Jose Andres Murillo, founder of Chilean group Para la Confianza (For Trust), which helps victims, said: “This just demonstrates how there needs to be profound change within the structures of the church.

“It remains full of cardinals and bishops who were named by John Paul II and were sympathetic to his political fight [against communism] but who are pretty reticent when it comes to the rights of children, women or minorities.”

Murillo was also outraged by “scandalous and criminal” moves to declare John Paul II a saint next year, despite the late pope’s 1999 shelving of a child abuse investigation into his friend, the late Mexican priest Marcial Maciel.

Maciel founded the Legionaries of Christ, a powerful worldwide religious order that now admits he carried out widespread child abuse and has expressed its “sorrow and grief” to his victims.

“The problem is global but there are reasons to think it is particularly bad in Latin America,” said Barbara Blaine, of the Chicago-based Survivors Network of those Abused by Priests (SNAP).

“The church plays such an important role in most of Latin America. It can influence people’s lives more than in some other parts of the world.”

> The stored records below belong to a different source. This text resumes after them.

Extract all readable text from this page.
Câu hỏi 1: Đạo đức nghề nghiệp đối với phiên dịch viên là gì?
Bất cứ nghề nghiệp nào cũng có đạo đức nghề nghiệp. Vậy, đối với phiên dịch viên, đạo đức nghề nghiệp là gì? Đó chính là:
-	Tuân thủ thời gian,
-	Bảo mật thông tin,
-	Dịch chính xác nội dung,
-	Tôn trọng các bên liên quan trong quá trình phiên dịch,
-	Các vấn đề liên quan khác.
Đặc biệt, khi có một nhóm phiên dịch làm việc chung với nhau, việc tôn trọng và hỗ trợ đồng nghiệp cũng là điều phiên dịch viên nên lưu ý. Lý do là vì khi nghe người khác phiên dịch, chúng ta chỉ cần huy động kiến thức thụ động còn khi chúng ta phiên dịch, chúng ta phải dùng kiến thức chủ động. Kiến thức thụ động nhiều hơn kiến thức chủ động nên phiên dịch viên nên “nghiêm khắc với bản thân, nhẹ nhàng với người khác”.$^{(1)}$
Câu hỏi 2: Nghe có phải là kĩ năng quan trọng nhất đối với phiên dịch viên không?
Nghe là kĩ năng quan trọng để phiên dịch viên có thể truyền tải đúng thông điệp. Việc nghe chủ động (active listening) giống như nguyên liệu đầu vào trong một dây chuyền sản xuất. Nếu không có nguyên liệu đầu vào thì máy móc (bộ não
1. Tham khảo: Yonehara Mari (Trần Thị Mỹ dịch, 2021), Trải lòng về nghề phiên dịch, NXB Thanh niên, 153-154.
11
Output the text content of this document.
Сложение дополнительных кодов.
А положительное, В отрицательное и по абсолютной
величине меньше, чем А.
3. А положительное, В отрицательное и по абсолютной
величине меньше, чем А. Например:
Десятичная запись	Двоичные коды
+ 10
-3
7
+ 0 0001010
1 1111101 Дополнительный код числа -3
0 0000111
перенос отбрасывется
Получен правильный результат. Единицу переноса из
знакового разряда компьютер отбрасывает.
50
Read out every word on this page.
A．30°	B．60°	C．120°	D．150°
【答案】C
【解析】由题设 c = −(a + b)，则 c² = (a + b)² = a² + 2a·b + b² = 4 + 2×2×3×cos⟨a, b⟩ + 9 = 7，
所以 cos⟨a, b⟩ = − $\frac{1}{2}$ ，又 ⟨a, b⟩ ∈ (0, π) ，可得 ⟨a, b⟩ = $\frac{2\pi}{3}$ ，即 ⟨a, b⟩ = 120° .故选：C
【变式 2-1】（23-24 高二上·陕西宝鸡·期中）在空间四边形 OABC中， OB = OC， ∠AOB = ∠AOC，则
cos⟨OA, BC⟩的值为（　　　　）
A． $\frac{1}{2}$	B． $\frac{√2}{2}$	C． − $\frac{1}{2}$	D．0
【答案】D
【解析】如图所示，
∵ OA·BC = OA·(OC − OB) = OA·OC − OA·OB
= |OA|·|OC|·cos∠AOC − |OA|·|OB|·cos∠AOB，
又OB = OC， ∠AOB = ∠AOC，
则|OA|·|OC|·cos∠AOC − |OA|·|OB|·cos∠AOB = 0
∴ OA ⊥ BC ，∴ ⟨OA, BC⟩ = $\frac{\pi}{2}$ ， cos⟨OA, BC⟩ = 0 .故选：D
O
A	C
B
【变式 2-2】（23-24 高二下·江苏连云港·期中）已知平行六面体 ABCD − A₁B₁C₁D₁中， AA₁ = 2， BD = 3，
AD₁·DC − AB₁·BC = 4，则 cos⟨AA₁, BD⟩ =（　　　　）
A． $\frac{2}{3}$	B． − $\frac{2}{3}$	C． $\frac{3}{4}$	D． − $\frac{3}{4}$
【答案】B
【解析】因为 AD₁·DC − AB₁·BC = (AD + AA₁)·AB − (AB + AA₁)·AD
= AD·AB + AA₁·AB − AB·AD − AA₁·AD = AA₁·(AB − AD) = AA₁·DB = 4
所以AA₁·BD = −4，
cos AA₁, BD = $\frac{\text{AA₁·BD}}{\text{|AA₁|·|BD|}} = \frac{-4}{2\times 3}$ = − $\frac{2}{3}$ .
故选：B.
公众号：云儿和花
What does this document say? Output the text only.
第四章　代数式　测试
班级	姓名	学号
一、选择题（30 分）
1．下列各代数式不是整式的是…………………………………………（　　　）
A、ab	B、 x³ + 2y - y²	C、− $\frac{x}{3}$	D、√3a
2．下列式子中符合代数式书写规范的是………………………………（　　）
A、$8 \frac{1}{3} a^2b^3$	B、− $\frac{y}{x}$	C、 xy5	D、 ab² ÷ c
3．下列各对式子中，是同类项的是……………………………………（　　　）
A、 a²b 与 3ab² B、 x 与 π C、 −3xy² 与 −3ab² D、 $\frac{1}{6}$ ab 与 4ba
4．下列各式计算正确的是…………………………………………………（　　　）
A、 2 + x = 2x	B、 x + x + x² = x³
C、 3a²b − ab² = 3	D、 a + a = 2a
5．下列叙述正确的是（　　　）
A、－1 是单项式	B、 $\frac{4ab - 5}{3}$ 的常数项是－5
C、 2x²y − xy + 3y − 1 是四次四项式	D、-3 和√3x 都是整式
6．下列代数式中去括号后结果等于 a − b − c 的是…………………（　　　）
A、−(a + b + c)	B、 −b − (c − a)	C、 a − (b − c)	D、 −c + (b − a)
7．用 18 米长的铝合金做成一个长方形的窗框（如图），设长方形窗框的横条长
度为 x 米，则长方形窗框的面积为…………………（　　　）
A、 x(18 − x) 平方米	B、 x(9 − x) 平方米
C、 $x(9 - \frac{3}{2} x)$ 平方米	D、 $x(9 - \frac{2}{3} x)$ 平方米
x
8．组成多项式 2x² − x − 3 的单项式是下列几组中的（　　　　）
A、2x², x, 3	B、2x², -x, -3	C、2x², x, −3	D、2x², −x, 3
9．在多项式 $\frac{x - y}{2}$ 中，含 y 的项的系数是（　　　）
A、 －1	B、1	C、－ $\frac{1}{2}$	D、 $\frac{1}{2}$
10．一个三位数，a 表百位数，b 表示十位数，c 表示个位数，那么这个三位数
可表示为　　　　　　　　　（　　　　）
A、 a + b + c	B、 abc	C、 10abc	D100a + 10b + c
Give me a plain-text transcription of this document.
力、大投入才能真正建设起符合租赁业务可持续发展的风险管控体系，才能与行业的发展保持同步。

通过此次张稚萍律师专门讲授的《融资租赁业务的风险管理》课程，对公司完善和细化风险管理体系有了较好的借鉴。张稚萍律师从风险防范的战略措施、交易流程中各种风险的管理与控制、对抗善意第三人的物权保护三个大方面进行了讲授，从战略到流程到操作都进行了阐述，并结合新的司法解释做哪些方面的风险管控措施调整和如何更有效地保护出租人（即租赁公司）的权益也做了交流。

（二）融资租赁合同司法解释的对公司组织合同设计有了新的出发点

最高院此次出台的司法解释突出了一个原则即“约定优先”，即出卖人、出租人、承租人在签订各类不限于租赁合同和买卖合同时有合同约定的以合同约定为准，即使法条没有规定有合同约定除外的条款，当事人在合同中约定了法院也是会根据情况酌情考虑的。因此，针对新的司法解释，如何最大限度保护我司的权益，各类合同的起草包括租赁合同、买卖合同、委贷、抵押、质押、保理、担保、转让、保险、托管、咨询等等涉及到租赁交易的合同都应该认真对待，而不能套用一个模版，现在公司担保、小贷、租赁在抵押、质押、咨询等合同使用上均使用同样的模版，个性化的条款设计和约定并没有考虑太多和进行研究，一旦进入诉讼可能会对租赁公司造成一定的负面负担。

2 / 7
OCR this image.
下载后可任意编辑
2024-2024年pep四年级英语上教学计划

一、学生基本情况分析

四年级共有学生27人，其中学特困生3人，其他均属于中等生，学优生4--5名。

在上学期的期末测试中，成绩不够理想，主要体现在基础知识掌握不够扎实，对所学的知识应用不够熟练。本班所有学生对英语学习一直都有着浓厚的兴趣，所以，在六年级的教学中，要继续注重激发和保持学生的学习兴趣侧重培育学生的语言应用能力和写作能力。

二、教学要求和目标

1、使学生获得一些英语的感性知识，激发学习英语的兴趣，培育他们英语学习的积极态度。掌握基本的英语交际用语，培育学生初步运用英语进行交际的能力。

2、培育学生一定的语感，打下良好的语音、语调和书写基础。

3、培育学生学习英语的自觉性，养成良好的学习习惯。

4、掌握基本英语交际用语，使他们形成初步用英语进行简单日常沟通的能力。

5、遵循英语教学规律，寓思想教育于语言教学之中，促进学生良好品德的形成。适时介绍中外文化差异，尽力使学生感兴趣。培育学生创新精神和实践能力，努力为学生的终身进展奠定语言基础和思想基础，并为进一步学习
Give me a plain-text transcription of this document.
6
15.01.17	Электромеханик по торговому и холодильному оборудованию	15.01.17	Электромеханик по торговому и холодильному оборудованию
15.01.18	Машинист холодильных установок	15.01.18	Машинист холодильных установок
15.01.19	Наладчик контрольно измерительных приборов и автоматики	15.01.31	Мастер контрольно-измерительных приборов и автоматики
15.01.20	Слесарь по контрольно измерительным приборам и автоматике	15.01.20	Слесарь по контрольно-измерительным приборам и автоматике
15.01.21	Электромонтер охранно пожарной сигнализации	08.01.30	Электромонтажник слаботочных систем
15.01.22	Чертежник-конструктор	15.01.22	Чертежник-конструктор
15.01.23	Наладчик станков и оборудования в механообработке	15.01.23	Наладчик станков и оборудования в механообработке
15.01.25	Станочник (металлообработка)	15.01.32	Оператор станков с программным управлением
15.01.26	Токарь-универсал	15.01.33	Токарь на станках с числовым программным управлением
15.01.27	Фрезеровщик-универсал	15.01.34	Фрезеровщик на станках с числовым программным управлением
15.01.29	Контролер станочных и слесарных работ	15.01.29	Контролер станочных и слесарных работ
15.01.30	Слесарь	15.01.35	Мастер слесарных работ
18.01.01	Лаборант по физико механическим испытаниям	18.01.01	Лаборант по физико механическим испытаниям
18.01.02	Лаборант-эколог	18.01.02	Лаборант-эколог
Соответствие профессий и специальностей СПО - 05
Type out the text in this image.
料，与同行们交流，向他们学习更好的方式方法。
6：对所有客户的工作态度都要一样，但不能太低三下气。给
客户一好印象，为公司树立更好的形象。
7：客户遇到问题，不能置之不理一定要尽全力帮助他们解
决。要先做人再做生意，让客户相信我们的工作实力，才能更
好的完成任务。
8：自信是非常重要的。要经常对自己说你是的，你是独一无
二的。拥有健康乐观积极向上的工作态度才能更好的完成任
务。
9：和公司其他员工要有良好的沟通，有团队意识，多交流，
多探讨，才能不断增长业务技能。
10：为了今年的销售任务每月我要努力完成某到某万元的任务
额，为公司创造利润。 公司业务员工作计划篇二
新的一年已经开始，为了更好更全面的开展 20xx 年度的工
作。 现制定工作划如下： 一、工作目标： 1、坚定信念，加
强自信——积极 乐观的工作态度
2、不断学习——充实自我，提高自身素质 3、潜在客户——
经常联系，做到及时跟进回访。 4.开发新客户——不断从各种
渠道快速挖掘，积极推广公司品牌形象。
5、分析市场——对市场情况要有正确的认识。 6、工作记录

Two urgently needed measures, she said, are full church transparency when handling pedophilia cases and for senior clergy found to have covered up child sex abuse to be disciplined.

Yet the church establishment’s response, including since Francis became pontiff, has largely been one of silence.

The Peruvian Episcopal Conference, which gathers together the country’s Catholic bishops, issued a statement offering its “prayers” for Miranda’s victims and stressing the dedication of the Catholic clergy and faithful to the “poorest and most needy.”

But neither the Vatican nor Catholic authorities in Latin America has made any moves to inform the public when a cleric is being investigated.

Emptying pews

With 425 million believers, some 39 percent of the global total, Latin America remains easily the world’s most Catholic region, according to the Pew Research Center.

Nevertheless, the church has been hemorrhaging followers here, many to evangelical denominations.

More from GlobalPost: Evangelicals challenge Catholic Church's dominance in Brazil

Now just 72 percent of residents in Latin America and the Caribbean describe themselves as Catholic, compared with 90 percent a century ago.